Frank Auerbach is a painter steeped in tradition and his engagement with the Old Masters, and Rembrandt in particular, is well known and documented. He has been making drawings from, and occasionally producing paintings in response to, the Rembrandts and other Old Masters in the collection of the National Gallery throughout his career, as demonstrated in the 1995 exhibition at the National Gallery, Frank Auerbach and the National Gallery: Working after the Masters.

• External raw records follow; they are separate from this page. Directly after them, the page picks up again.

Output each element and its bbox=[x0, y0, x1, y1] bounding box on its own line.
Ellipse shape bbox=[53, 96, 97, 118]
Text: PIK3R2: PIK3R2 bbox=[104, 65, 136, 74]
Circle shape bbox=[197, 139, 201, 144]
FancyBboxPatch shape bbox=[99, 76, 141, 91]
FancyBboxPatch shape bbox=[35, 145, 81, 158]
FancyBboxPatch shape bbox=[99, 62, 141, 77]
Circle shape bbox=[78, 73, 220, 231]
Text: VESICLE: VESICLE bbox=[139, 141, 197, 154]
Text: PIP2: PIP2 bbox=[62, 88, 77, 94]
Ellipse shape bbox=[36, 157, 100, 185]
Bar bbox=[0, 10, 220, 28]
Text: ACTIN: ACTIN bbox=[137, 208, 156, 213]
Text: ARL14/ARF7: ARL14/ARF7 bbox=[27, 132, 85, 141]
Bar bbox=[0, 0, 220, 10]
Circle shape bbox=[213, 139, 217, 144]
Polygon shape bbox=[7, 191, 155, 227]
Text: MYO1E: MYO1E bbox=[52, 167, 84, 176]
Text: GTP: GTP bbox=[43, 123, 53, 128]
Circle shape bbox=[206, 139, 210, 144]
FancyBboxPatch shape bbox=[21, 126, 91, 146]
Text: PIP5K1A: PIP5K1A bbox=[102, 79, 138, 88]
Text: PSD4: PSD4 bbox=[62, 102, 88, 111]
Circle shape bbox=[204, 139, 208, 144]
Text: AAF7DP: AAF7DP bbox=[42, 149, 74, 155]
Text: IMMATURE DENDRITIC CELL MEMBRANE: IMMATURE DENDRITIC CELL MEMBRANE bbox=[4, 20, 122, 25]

This exhibition offers a deep engagement with that process, exploring in detail the ways in which Rembrandts work has become a lasting source of fascination for Auerbach and an influence on his practice. Raw Truth: Auerbach-Rembrandt will show a selection of six paintings by Frank Auerbach in conversation with two paintings and two etchings by Rembrandt, each selected by the Rijksmuseum and Ordovas, with the approval of Auerbach. Each pairing illuminates how the two artists approached a similar subject, be it a landscape or an intimate portrait of someone close to them. For instance, in hanging Auerbachs Head of E.O.W. [Stella West], 1964, alongside Rembrandts Portrait of Dr Ephraïm Bueno, 1645-47, (both pictured above), we invite an exploration of the two intimate portraits, the different solutions for similar subjects and the artists purpose and intention in creating the rich surface through hours of painting and intense observation.
Ordovas has organised exhibitions of this nature before. Irrational Marks: Bacon and Rembrandt explored Bacons self-portraits and their connection with Rembrandts small Self-Portrait with Beret from the Musée Granet, Aix-en-Provence, a painting Bacon was fascinated by throughout his career; this exhibition had over 10,000 visitors in the first month alone. More recently Ordovas has shown Painting from Life: Carracci Freud, which was curated in collaboration with the Dulwich Picture Gallery, and featured an important Carracci loan from their collection, as well as Movement and Gravity: Bacon and Rodin in Dialogue, which explored the importance of Rodin in Bacons work and was the first exhibition dedicated to these two artists.